このように、より良い効果をもたらすアサーティブ・コミュニケーションですが、現場ではできていないことも多いようです。
アサーティブ・コミュニケーションができない原因
1)誤った固定観念に囚われている
人が行動を起こすときには「こうしよう」という判断をします。その判断は、その人の「考え方(行動理論)」が影響を与えています。考え方は知識や過去の成功体験などから、「こうすべきだ」というような価値観として定着します。
よくあるパターンとして、「自分たちの若い頃はこうしてきた(それでうまくいった)」「この対応は今までこのやり方と決まっている(それでやってきて不具合はないはずだ)」などのような、知らず知らずのうちに固定観念に囚われて行動していることがあります。

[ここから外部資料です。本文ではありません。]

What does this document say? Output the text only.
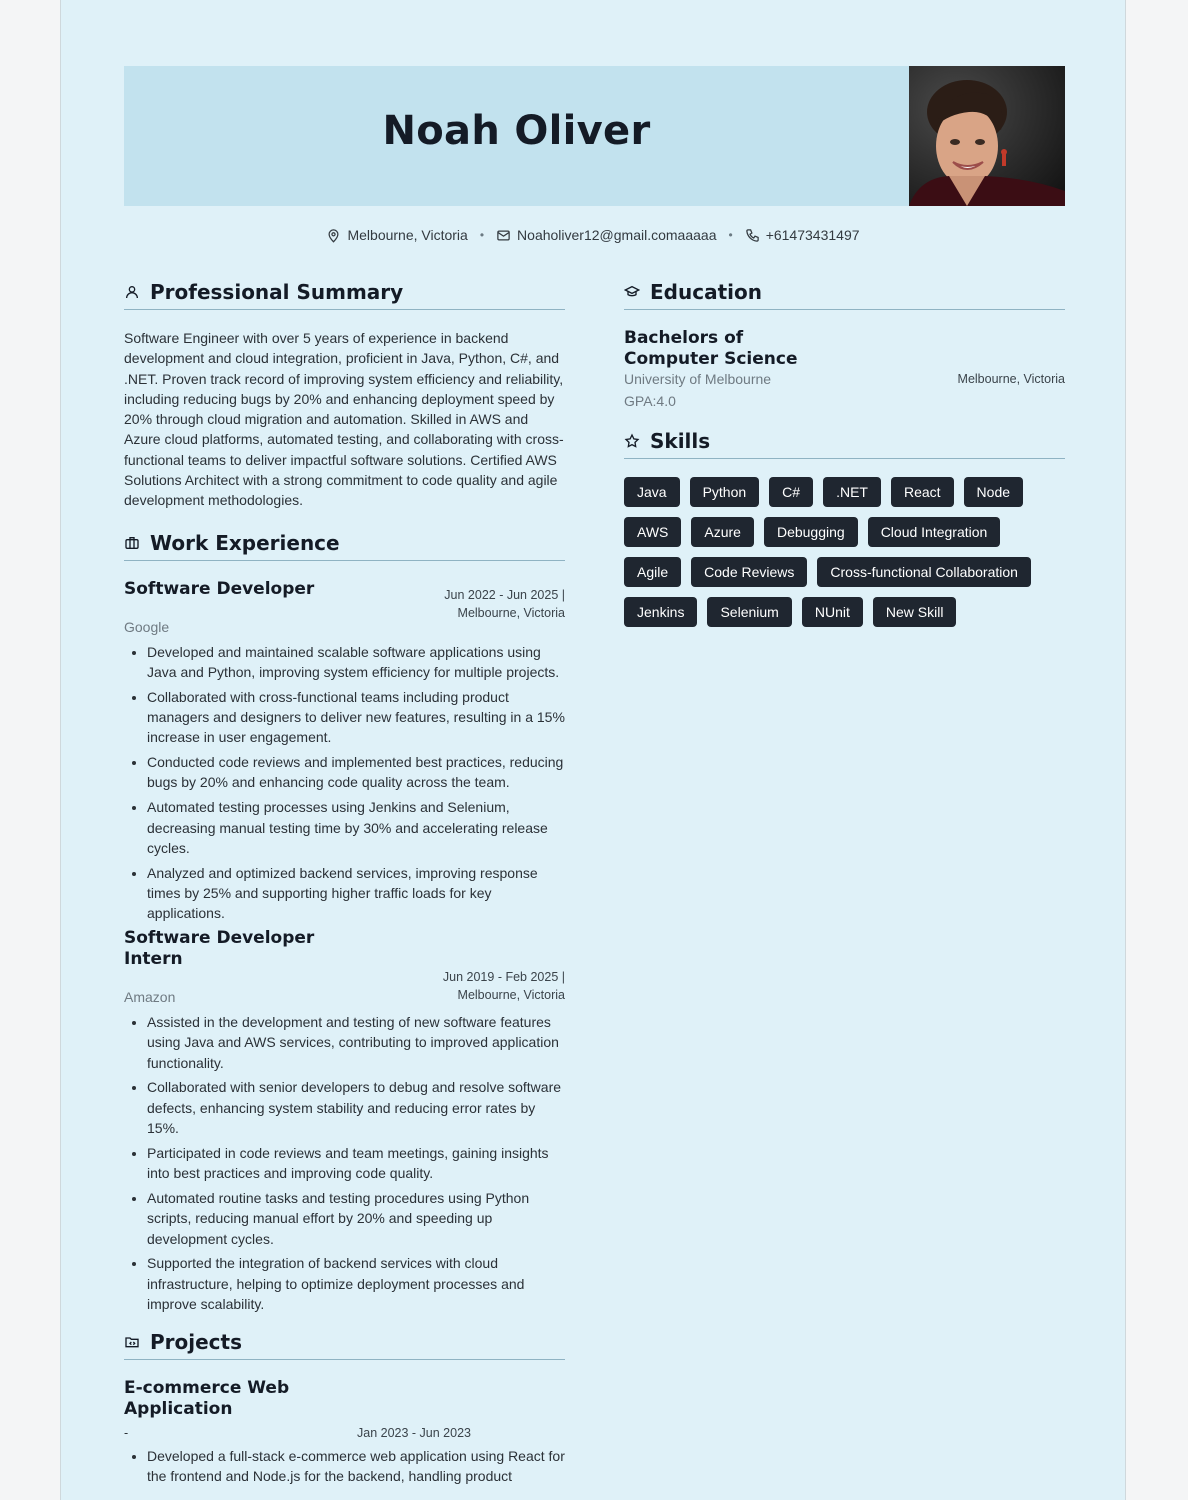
Noah Oliver
Melbourne, Victoria • Noaholiver12@gmail.comaaaaa • +61473431497
Professional Summary

Software Engineer with over 5 years of experience in backend development and cloud integration, proficient in Java, Python, C#, and .NET. Proven track record of improving system efficiency and reliability, including reducing bugs by 20% and enhancing deployment speed by 20% through cloud migration and automation. Skilled in AWS and Azure cloud platforms, automated testing, and collaborating with cross-functional teams to deliver impactful software solutions. Certified AWS Solutions Architect with a strong commitment to code quality and agile development methodologies.

Work Experience
Software Developer
Google
Jun 2022 - Jun 2025 |
Melbourne, Victoria
• Developed and maintained scalable software applications using Java and Python, improving system efficiency for multiple projects.
• Collaborated with cross-functional teams including product managers and designers to deliver new features, resulting in a 15% increase in user engagement.
• Conducted code reviews and implemented best practices, reducing bugs by 20% and enhancing code quality across the team.
• Automated testing processes using Jenkins and Selenium, decreasing manual testing time by 30% and accelerating release cycles.
• Analyzed and optimized backend services, improving response times by 25% and supporting higher traffic loads for key applications.
Software Developer Intern
Amazon
Jun 2019 - Feb 2025 |
Melbourne, Victoria
• Assisted in the development and testing of new software features using Java and AWS services, contributing to improved application functionality.
• Collaborated with senior developers to debug and resolve software defects, enhancing system stability and reducing error rates by 15%.
• Participated in code reviews and team meetings, gaining insights into best practices and improving code quality.
• Automated routine tasks and testing procedures using Python scripts, reducing manual effort by 20% and speeding up development cycles.
• Supported the integration of backend services with cloud infrastructure, helping to optimize deployment processes and improve scalability.
Projects
E-commerce Web Application
-	Jan 2023 - Jun 2023
• Developed a full-stack e-commerce web application using React for the frontend and Node.js for the backend, handling product
Education
Bachelors of Computer Science
University of Melbourne	Melbourne, Victoria
GPA:4.0
Skills
Java	Python	C#	.NET	React	Node
AWS	Azure	Debugging	Cloud Integration
Agile	Code Reviews	Cross-functional Collaboration
Jenkins	Selenium	NUnit	New Skill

例えば、会議の際に部下から反論があがったときに、「部下は上司に従うものだ、反論があったとしても、指示に従わせるのが上司の仕事」という固定観念があれば、部下の意見を却下し、進めてしまうでしょう。部下はしかたなく(表面的には)従うことになります。このようなことが続くと、固定観念はさらに強化されます。上司は聞く耳を持たない、部下はいっても仕方ない、という関係になります。
2)アサーティブ・コミュニケーションを片方しか身に付けていない
上司と部下のどちらか片方しかアサーティブ・コミュニケーションを身に付けていない場合は、以下のような状況になります。
図の3つ目のように、双方が身に付けてはじめて、意見が違っても議論を進めることができます。
3)タスクのためのアサーションに偏っている
アサーションには「タスク機能」と「メンテナンス機能」があります。
「タスク機能」とは、課題解決のために、状況把握や分析を行い解決策を立て、そのために必要な明確な指示の出し方や行動を取るといった、ビジネスにおいては必要不可欠な機能です。「メンテナンス機能」とは、良い人間関係を維持し潤滑にするために、自分や相手の立場を考え受け止め、お互いに協力しようとする姿勢や声かけを行うといった、タスク機能を発揮するうえでも必要不可欠な機能です。
タスク機能とメンテナンス機能は完全に切り分けることはできません。どちらも重要な機能です。対話や議論や折衝のためのコミュニケーションスキルのようにタスク機能を捉え、そのスキルだけを磨いても、メンテナンス機能が働いている人間関係の場合とそうでない場合とでは、結果が違ってきます。
まとめ
上司との人間関係が離職の理由としてあがることが多い中では、このようなアサーティブ・コミュニケーションを組織で身に付けること、タスク機能だけでなく、より良い人間関係を維持するためのメンテナンス機能もバランスよく修得することで、離職防止に役立てることができます。
行動しないと何も変わりません。日々の声かけなどすぐにできることから始めてみましょう。